The LA Rams revealed their new logo and it wasn't received very well but it doesn't matter. They will still sell lots of tickets even if they have an ugly logo because your logo is just a tiny part of the business.
With the Rams’ departure from St. Louis to Los Angeles, there were plenty of pissed off Midwesterners who donned the dark blue and gold, with fond memories of Kurt Warner, Marshall Faulk, Torry Holt, Isaac Bruce and the rest of “greatest show on turf.” The owner decided to abandon the city for greener pastures and a brand-new stadium in Los Angeles. Whether you agree with the move or not, it made a ton of sense. The Rams actually went back to a place they called home for almost 50 years, from 1946 to 1994. The Rams began using their “throwback” jerseys that featured a lighter dark blue and maize-colored yellow, reminiscent of the 1980s when Eric Dickerson torched defenses at Anaheim Stadium.
This offseason, the Rams wanted to put an “LA” spin on their logo as they move into a new billion-dollar stadium. When the logo was released, most people (most being the feedback unofficially recorded from the twitter brigade) found it to be completely underwhelming. As much as internet commenters will complain about the logo, the Rams aren’t an expansion franchise starting off an inaugural season. The people who had their deposit down for season tickets aren’t going to demand a refund because they don’t like the logo. It’s not that important.

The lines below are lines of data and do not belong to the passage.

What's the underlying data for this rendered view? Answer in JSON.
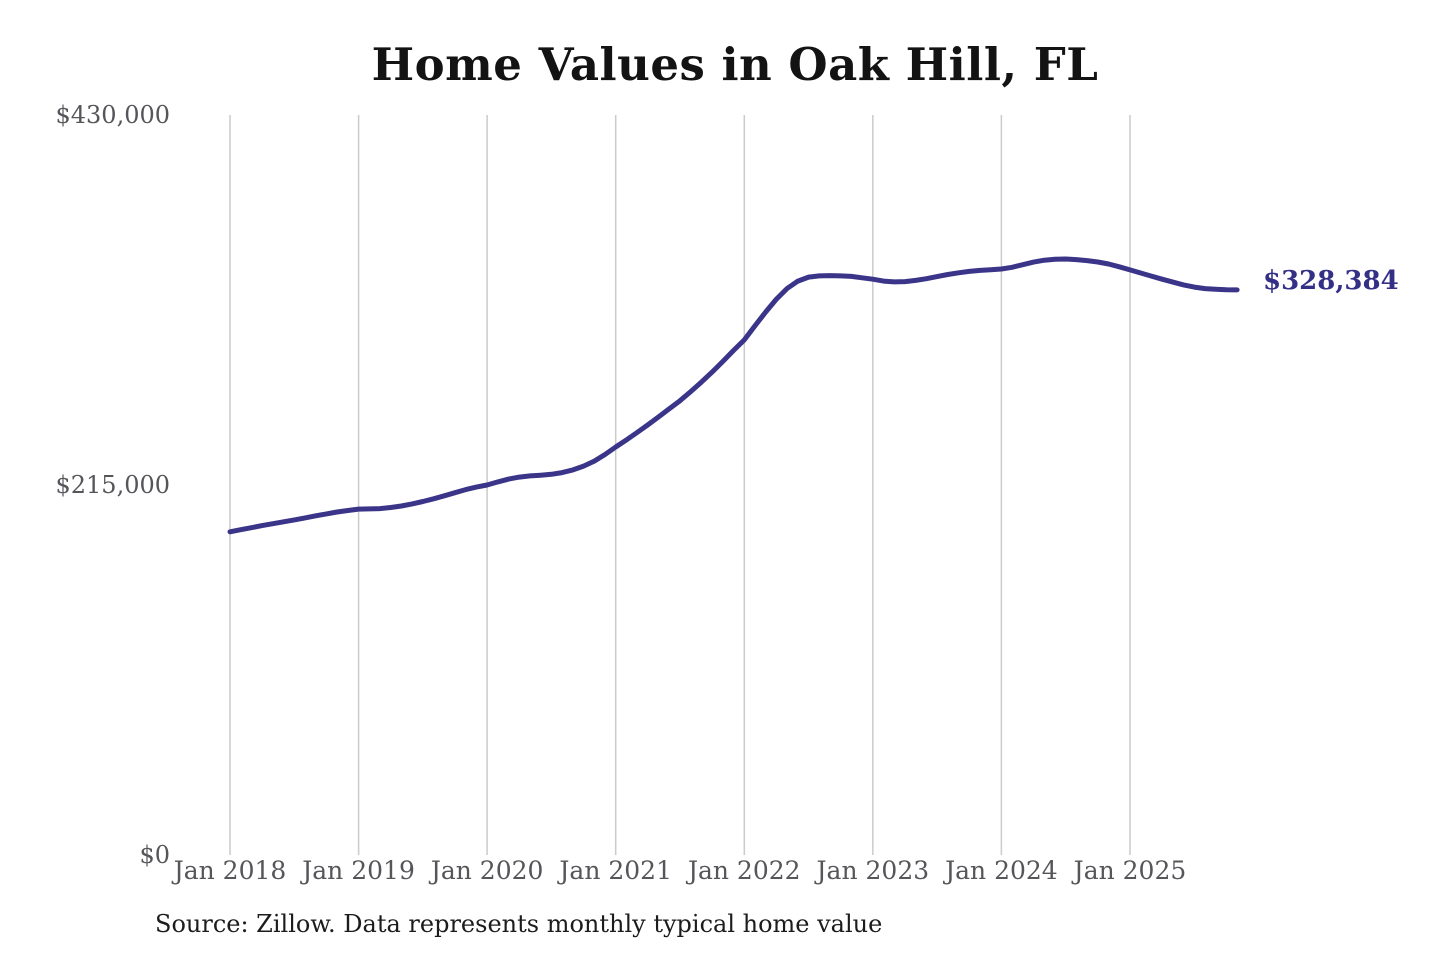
{
  "page": {
    "title": "Home Values in Oak Hill, FL",
    "source_note": "Source: Zillow. Data represents monthly typical home value"
  },
  "chart_data": {
    "type": "line",
    "title": "Home Values in Oak Hill, FL",
    "series_name": "Monthly typical home value",
    "unit": "USD",
    "ylim": [
      0,
      430000
    ],
    "y_ticks": [
      0,
      215000,
      430000
    ],
    "y_tick_labels": [
      "$0",
      "$215,000",
      "$430,000"
    ],
    "x_tick_labels": [
      "Jan 2018",
      "Jan 2019",
      "Jan 2020",
      "Jan 2021",
      "Jan 2022",
      "Jan 2023",
      "Jan 2024",
      "Jan 2025"
    ],
    "grid": "vertical-only",
    "legend": "none",
    "line_color": "#3a3589",
    "label_color": "#343086",
    "gridline_color": "#cbcbcb",
    "axis_text_color": "#55555a",
    "latest_value": 328384,
    "latest_value_label": "$328,384",
    "source": "Source: Zillow. Data represents monthly typical home value",
    "x": [
      "2018-01",
      "2018-02",
      "2018-03",
      "2018-04",
      "2018-05",
      "2018-06",
      "2018-07",
      "2018-08",
      "2018-09",
      "2018-10",
      "2018-11",
      "2018-12",
      "2019-01",
      "2019-02",
      "2019-03",
      "2019-04",
      "2019-05",
      "2019-06",
      "2019-07",
      "2019-08",
      "2019-09",
      "2019-10",
      "2019-11",
      "2019-12",
      "2020-01",
      "2020-02",
      "2020-03",
      "2020-04",
      "2020-05",
      "2020-06",
      "2020-07",
      "2020-08",
      "2020-09",
      "2020-10",
      "2020-11",
      "2020-12",
      "2021-01",
      "2021-02",
      "2021-03",
      "2021-04",
      "2021-05",
      "2021-06",
      "2021-07",
      "2021-08",
      "2021-09",
      "2021-10",
      "2021-11",
      "2021-12",
      "2022-01",
      "2022-02",
      "2022-03",
      "2022-04",
      "2022-05",
      "2022-06",
      "2022-07",
      "2022-08",
      "2022-09",
      "2022-10",
      "2022-11",
      "2022-12",
      "2023-01",
      "2023-02",
      "2023-03",
      "2023-04",
      "2023-05",
      "2023-06",
      "2023-07",
      "2023-08",
      "2023-09",
      "2023-10",
      "2023-11",
      "2023-12",
      "2024-01",
      "2024-02",
      "2024-03",
      "2024-04",
      "2024-05",
      "2024-06",
      "2024-07",
      "2024-08",
      "2024-09",
      "2024-10",
      "2024-11",
      "2024-12",
      "2025-01",
      "2025-02",
      "2025-03",
      "2025-04",
      "2025-05",
      "2025-06",
      "2025-07",
      "2025-08",
      "2025-09",
      "2025-10",
      "2025-11"
    ],
    "values": [
      187800,
      189000,
      190200,
      191400,
      192500,
      193600,
      194700,
      195900,
      197100,
      198200,
      199300,
      200200,
      201000,
      201100,
      201300,
      201900,
      202800,
      204000,
      205400,
      207000,
      208700,
      210500,
      212300,
      213800,
      215000,
      216800,
      218400,
      219600,
      220300,
      220700,
      221200,
      222200,
      223800,
      226000,
      228900,
      232700,
      237100,
      241200,
      245500,
      250000,
      254600,
      259300,
      264000,
      269300,
      274800,
      280600,
      286800,
      293200,
      299300,
      307500,
      315500,
      323000,
      329200,
      333500,
      335800,
      336500,
      336700,
      336500,
      336200,
      335400,
      334600,
      333500,
      333000,
      333200,
      333900,
      334900,
      336100,
      337300,
      338300,
      339100,
      339700,
      340100,
      340500,
      341500,
      343000,
      344500,
      345600,
      346200,
      346300,
      346000,
      345400,
      344600,
      343400,
      341800,
      340000,
      338200,
      336400,
      334600,
      332900,
      331300,
      330000,
      329100,
      328700,
      328450,
      328384
    ]
  }
}
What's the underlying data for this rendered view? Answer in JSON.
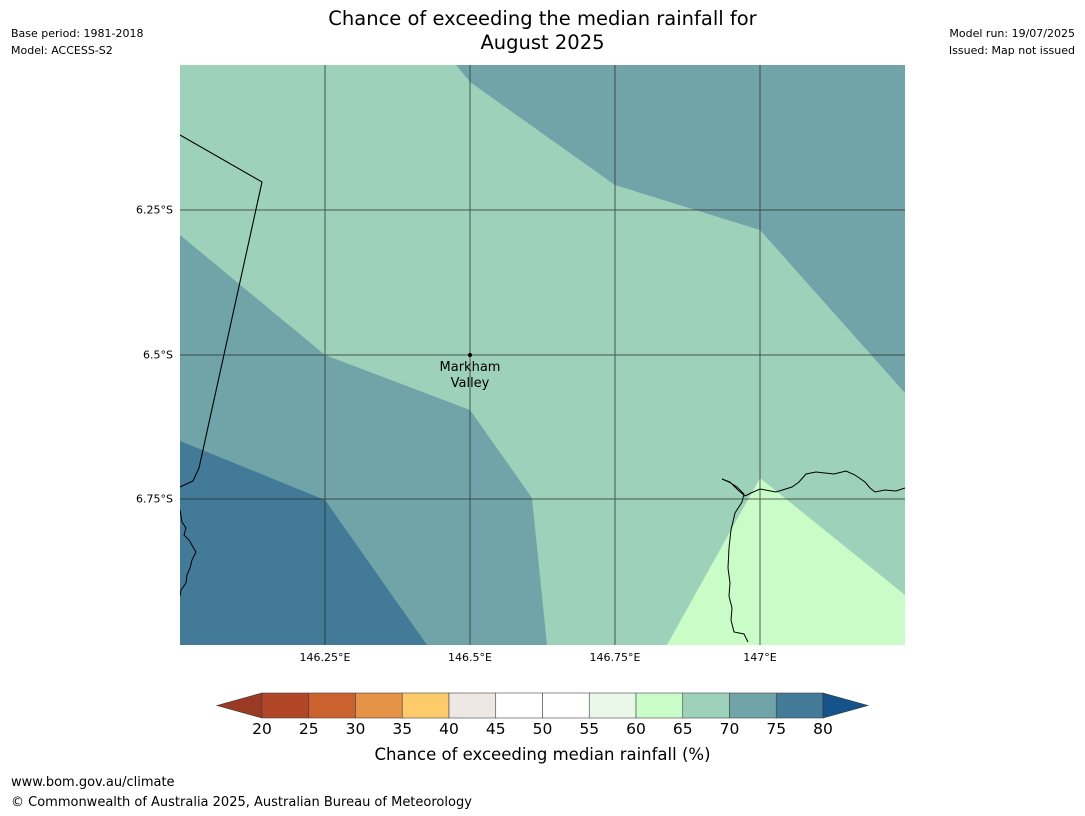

A logo is to identify the brand, this new logo was a safe play. The Rams didn’t need to throw the Hail Mary equivalent of a slick new logo in order to draw in more fans. They took the knee out of field goal range in order to head into overtime. The Rams franchise will use the logo in a multitude of ways. You’ll see it on hats, clothing, business stationery, billboards, jumbotrons, websites, and social media. The truth is with all these applications, it’s hard to push the limits because if it doesn’t work out, they’ll be out millions of dollars due to loss of sales or absence of revenue options.
What makes money for the Rams is the product on the field. It doesn’t matter what the logo looks like, if the Rams are in the playoffs come January, they’ll make plenty of money selling that new logo all over merchandise no matter what the public’s opinion was back in the offseason.
In 2009, the Detroit Lions changed their logo to make it more sleek and modern, with lines on the mane, an eye, and a more ferocious jaw. The logo may look more intimidating, but the product on the field never changed. The Lions have had that logo for 10 seasons and it’s resulted in exactly 0 playoff wins. The Lions are still the Lions no matter how fierce their logo appears.
Now think about the historically successful franchises, such as the Packers, Cowboys, Steelers, and 49ers. Those logos don’t change much because the Super Bowl rings speak for themselves. Their logos are actually a bit plain and boring. Those teams all established a brand through historical records of winning. There are Packer, Cowboy, Steeler, and 49er fans spread nationwide. It’s difficult to find a Lions fan very far from Detroit.
Plenty of money is at stake when creating a logo for an NFL franchise due to the number of ways the logo will be applied. However, none of that matters when the decisions being made on the playing field lead to wins for a franchise. No matter the logo, you will still rep your team because of their brand. In sports and business, win for your customers and nothing else matters.